I am so helpless with arithmetic, that I am the reason my high school accounting teacher, Mr. Billy R. Scott, began the practice of allowing his students to use calculators. Yes, I am that bad.
Needless to say, I’ve allowed students to use them as long as I’ve been in front of the classroom. True, many of the classes I teach are so theoretical that calculators are of dubious value, but I allow their use anyway.
And to tell you the truth, I’ve not really worried about it very much for the last 29 years. Yes, I have been teaching math for that long because, yes, I am that old.
But recently there’s been a problem. Student’s are having problems reading their calculators. You see, here’s the thing about calculators: you’ve got to learn how to use them.
When I teach now, I tell my students to develop a loving, mutually supportive relationship with their calculators. You can’t just ignore it for a month and expect it to perform for you on the morning of the test. You only get out of it what you put into it.
Even though I was a bust with arithmetic, I could make a calculator sing.
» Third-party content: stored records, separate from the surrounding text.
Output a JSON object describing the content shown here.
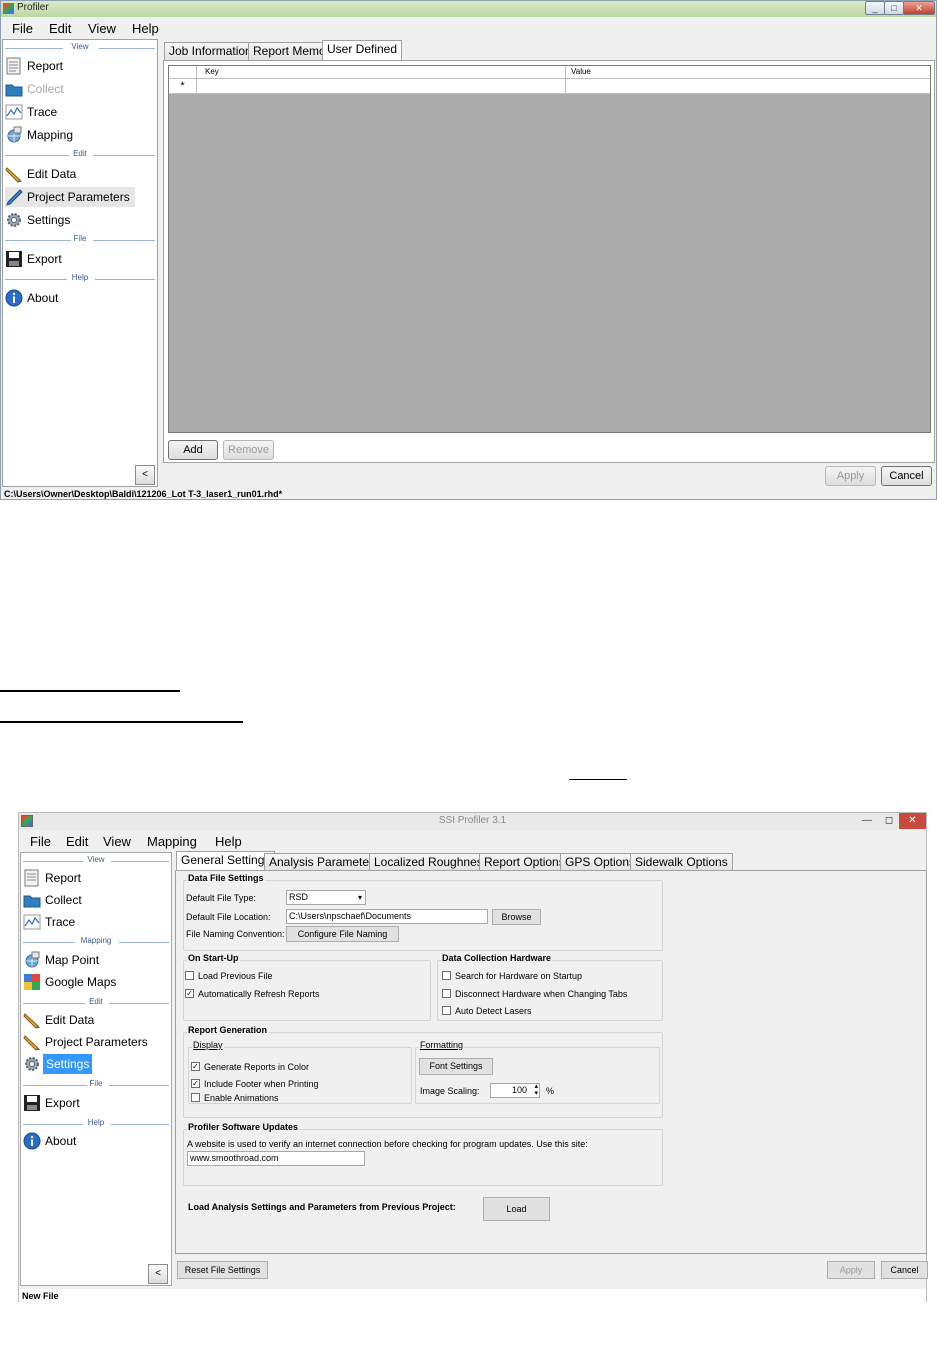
{
  "window1": {
    "title": "Profiler",
    "controls": {
      "minimize": "_",
      "maximize": "□",
      "close": "✕"
    },
    "menu": [
      "File",
      "Edit",
      "View",
      "Help"
    ],
    "sidebar": {
      "sections": [
        "View",
        "Edit",
        "File",
        "Help"
      ],
      "items": [
        "Report",
        "Collect",
        "Trace",
        "Mapping",
        "Edit Data",
        "Project Parameters",
        "Settings",
        "Export",
        "About"
      ],
      "collapse": "<"
    },
    "tabs": [
      "Job Information",
      "Report Memo",
      "User Defined"
    ],
    "grid": {
      "columns": [
        "Key",
        "Value"
      ],
      "new_row_marker": "*"
    },
    "buttons": {
      "add": "Add",
      "remove": "Remove",
      "apply": "Apply",
      "cancel": "Cancel"
    },
    "status": "C:\\Users\\Owner\\Desktop\\Baldi\\121206_Lot T-3_laser1_run01.rhd*"
  },
  "window2": {
    "title": "SSI Profiler 3.1",
    "controls": {
      "minimize": "—",
      "maximize": "◻",
      "close": "✕"
    },
    "menu": [
      "File",
      "Edit",
      "View",
      "Mapping",
      "Help"
    ],
    "sidebar": {
      "sections": [
        "View",
        "Mapping",
        "Edit",
        "File",
        "Help"
      ],
      "items": [
        "Report",
        "Collect",
        "Trace",
        "Map Point",
        "Google Maps",
        "Edit Data",
        "Project Parameters",
        "Settings",
        "Export",
        "About"
      ],
      "collapse": "<"
    },
    "tabs": [
      "General Settings",
      "Analysis Parameters",
      "Localized Roughness",
      "Report Options",
      "GPS Options",
      "Sidewalk Options"
    ],
    "data_file": {
      "group": "Data File Settings",
      "type_label": "Default File Type:",
      "type_value": "RSD",
      "location_label": "Default File Location:",
      "location_value": "C:\\Users\\npschaef\\Documents",
      "browse": "Browse",
      "naming_label": "File Naming Convention:",
      "naming_button": "Configure File Naming"
    },
    "startup": {
      "group": "On Start-Up",
      "load_previous": "Load Previous File",
      "auto_refresh": "Automatically Refresh Reports"
    },
    "hardware": {
      "group": "Data Collection Hardware",
      "search": "Search for Hardware on Startup",
      "disconnect": "Disconnect Hardware when Changing Tabs",
      "auto_detect": "Auto Detect Lasers"
    },
    "report_gen": {
      "group": "Report Generation",
      "display": "Display",
      "color": "Generate Reports in Color",
      "footer": "Include Footer when Printing",
      "animations": "Enable Animations",
      "formatting": "Formatting",
      "font_settings": "Font Settings",
      "scaling_label": "Image Scaling:",
      "scaling_value": "100",
      "percent": "%"
    },
    "updates": {
      "group": "Profiler Software Updates",
      "text": "A website is used to verify an internet connection before checking for program updates. Use this site:",
      "site": "www.smoothroad.com"
    },
    "load": {
      "label": "Load Analysis Settings and Parameters from Previous Project:",
      "button": "Load"
    },
    "buttons": {
      "reset": "Reset File Settings",
      "apply": "Apply",
      "cancel": "Cancel"
    },
    "status": "New File",
    "checked": {
      "load_previous": false,
      "auto_refresh": true,
      "search": false,
      "disconnect": false,
      "auto_detect": false,
      "color": true,
      "footer": true,
      "animations": false
    }
  }
}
I could do things with it that the folks who made it didn’t know about. Back in those days, and maybe yet, teachers put questions on tests that required arithmetic that the calculator couldn’t do like exact answers with no decimals.
I could do those on the calculator because I was that good. I was that good because I spent time on it. Somehow, the chicks didn’t dig it, though.
You wouldn’t dream of waiting to the day of recital to play your piece on the piano for the first time; you wouldn’t think about climbing behind the wheel of a car for the first time on the day of the test for your license; why would you even think about not turning on your calculator until the day of the test?
I look back at that and see the bit about the recital. There are a lot of student’s who’ve not had that experience. I never did. I only think of it because my kids--my middle-class kids--have. They’ve had recitals and calculators and computers. They’ve had parents harping at them to practice as well, and I do know that you can hear parental harping at a distance, even from beyond the grave.
Many of the students I teach haven’t had any of those things. This isn’t an excuse. They’ve got an opportunity to go to college now and it’s my job to be a navigator.
I chose that metaphor pretty carefully. Students have to do the work themselves. They have to care themselves. I can’t work for them. I can’t care for them.
I can navigate them along a path that I’ve followed successfully myself. I can mark the finish line. They have to run.